We are at a crossroads. Do we want to see real school improvement based on systematic co-operation between schools, or our education system broken up into a competitive, profit-driven private sector market place?


The Government is accelerating the fragmentation of state education through Academies and “Free Schools”. Derbyshire Local Authority didn’t want such privatisation, but the last Government told them that, if they did not agree to an Academy there would be no investment in much needed new school buildings. No research, no debate – just budget blackmail!

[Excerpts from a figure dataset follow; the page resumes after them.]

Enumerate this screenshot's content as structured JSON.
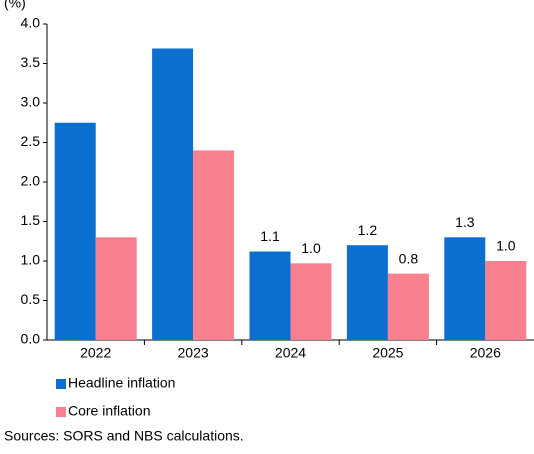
{
  "chart_data": {
    "type": "bar",
    "y_label": "(%)",
    "categories": [
      "2022",
      "2023",
      "2024",
      "2025",
      "2026"
    ],
    "series": [
      {
        "name": "Headline inflation",
        "color": "#0a6fcf",
        "values": [
          2.75,
          3.69,
          1.12,
          1.2,
          1.3
        ],
        "value_labels": [
          null,
          null,
          "1.1",
          "1.2",
          "1.3"
        ]
      },
      {
        "name": "Core inflation",
        "color": "#f8808f",
        "values": [
          1.3,
          2.4,
          0.97,
          0.84,
          1.0
        ],
        "value_labels": [
          null,
          null,
          "1.0",
          "0.8",
          "1.0"
        ]
      }
    ],
    "ylim": [
      0,
      4
    ],
    "yticks": [
      {
        "value": 0,
        "label": "0.0"
      },
      {
        "value": 0.5,
        "label": "0.5"
      },
      {
        "value": 1,
        "label": "1.0"
      },
      {
        "value": 1.5,
        "label": "1.5"
      },
      {
        "value": 2,
        "label": "2.0"
      },
      {
        "value": 2.5,
        "label": "2.5"
      },
      {
        "value": 3,
        "label": "3.0"
      },
      {
        "value": 3.5,
        "label": "3.5"
      },
      {
        "value": 4,
        "label": "4.0"
      }
    ],
    "grid": false,
    "legend": "bottom",
    "source": "Sources: SORS and NBS calculations."
  }
}
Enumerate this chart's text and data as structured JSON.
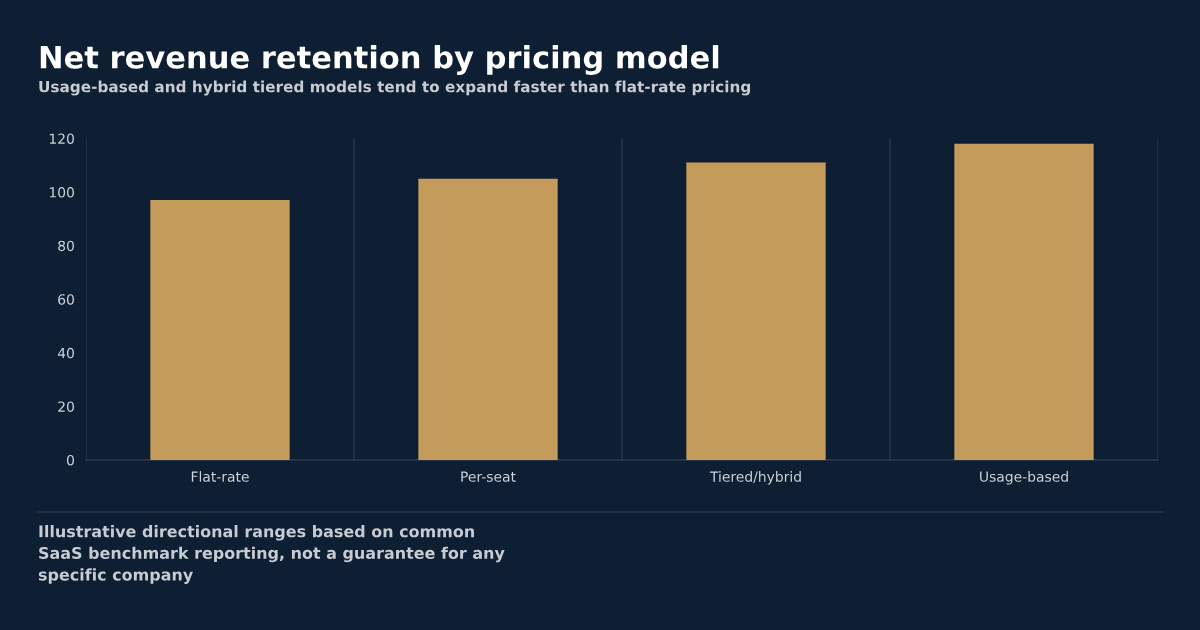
{
  "chart_data": {
    "type": "bar",
    "title": "Net revenue retention by pricing model",
    "subtitle": "Usage-based and hybrid tiered models tend to expand faster than flat-rate pricing",
    "categories": [
      "Flat-rate",
      "Per-seat",
      "Tiered/hybrid",
      "Usage-based"
    ],
    "values": [
      97,
      105,
      111,
      118
    ],
    "color": "#c49b5a",
    "ylim": [
      0,
      120
    ],
    "yticks": [
      0,
      20,
      40,
      60,
      80,
      100,
      120
    ],
    "grid": "x",
    "legend": false,
    "annotations": [
      "Illustrative directional ranges based on common\nSaaS benchmark reporting, not a guarantee for any\nspecific company"
    ]
  }
}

Now the new Government has written to all Headteachers to say that there is no longer any need to consult with anyone – staff, parents or local communities - before taking their school out of the local education system. They’d like the schools with the highest results to become Academies by September – despite the initial “spin” that Academies were intended to improve the results of children from the toughest backgrounds. And, facing the professional reluctance of most Headteachers, they offer Academy schools more than their fair share of education funding, and the possibility that they may never have to be inspected again.

But even this is not enough. They are now organising groups of parents to start their own “Free Schools” - based in any vacant buildings, such as pubs, offices and shops, or even private houses. The taxpayer would meet the running costs, but the parent group would have complete control. And, because the parents would not have the expertise to run such schools, they would need to “buy in” private management consultants – meeting their exorbitant “fees” with more public money.

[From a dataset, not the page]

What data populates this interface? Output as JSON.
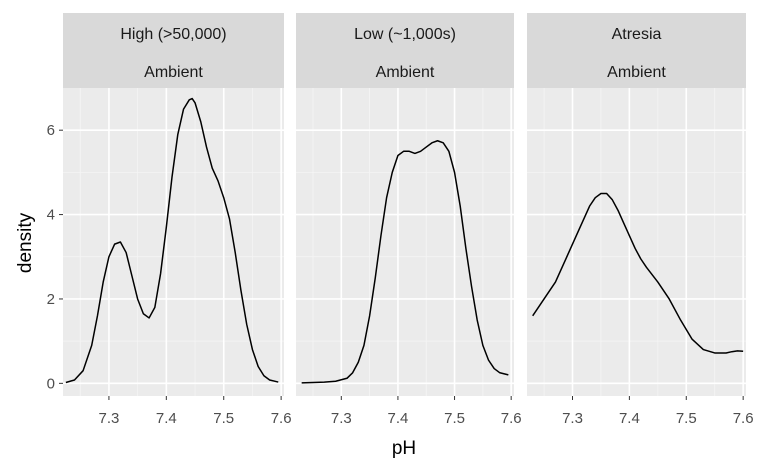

These schools are modelled on Swedish “free schools”. Many of these have in fact been taken over completely by private businesses, as parents – predictably -find themselves unable to meet the challenges. And so privatisation is achieved by the back door, with the profits coming from the taxpayer, the money being removed from state schools in the area. The Swedish National Agency for Education has reported very directly that these schools have led to increasing social divisions, as they restrict entry to pupils from the most “acceptable” backgrounds. Of course, as they usually choose only the most able pupils, their results appear “better” than those of local comprehensive schools - open to all pupils regardless of background and ability.

There is absolutely no evidence, despite Government spin, that Academies and Free Schools improve standards. In fact 28 existing Academies are listed by the Government as “failing”. But these political moves are nothing to do with educational standards, and everything to do with the privatisation agenda – enabling businesses to make money out of education… to start with in consultancy fees, and eventually through direct profit as in the United States. Michael Gove, for the Government, says that he has “no ideological objection” to such profiteering.

How do “Free Schools” make profit? By taking public money away from state schools and employing far fewer qualified teaching staff. Under regulations introduced by the last Government, Teaching Assistants - who should be supporting qualified teachers - can now teach whole classes on their own. They are paid about half the rate of a teacher. Where teachers are employed, Academies and “Free Schools” do not have to employ them under the Government’s own Pay & Conditions Regulations. Clerical and support staff are similarly undercut. And this is happening not just in Britain, but all over the world. “Education International” has identified the forces behind this as “powerful and predatory entrepreneurial interests seeking to profit from education”.

If we are really interested in educational standards, we need to look at how schools can work systematically together, sharing expertise, best practice, resources, professional training, distributing the budget according to identified needs. But this, in a fragmented privatised system, will become increasingly impossible as schools are forced to compete with each other, not co-operate.

The education community – teachers, support staff, parents, Governors, local councillors, local authority staff – need to put forward our own proposals for an integrated, professional service designed to meet real needs of all pupils… not a fragmented, dog-eat-dog situation where some schools “succeed” and others are left to go to the wall – to the profit of unscrupulous “edu-businesses”.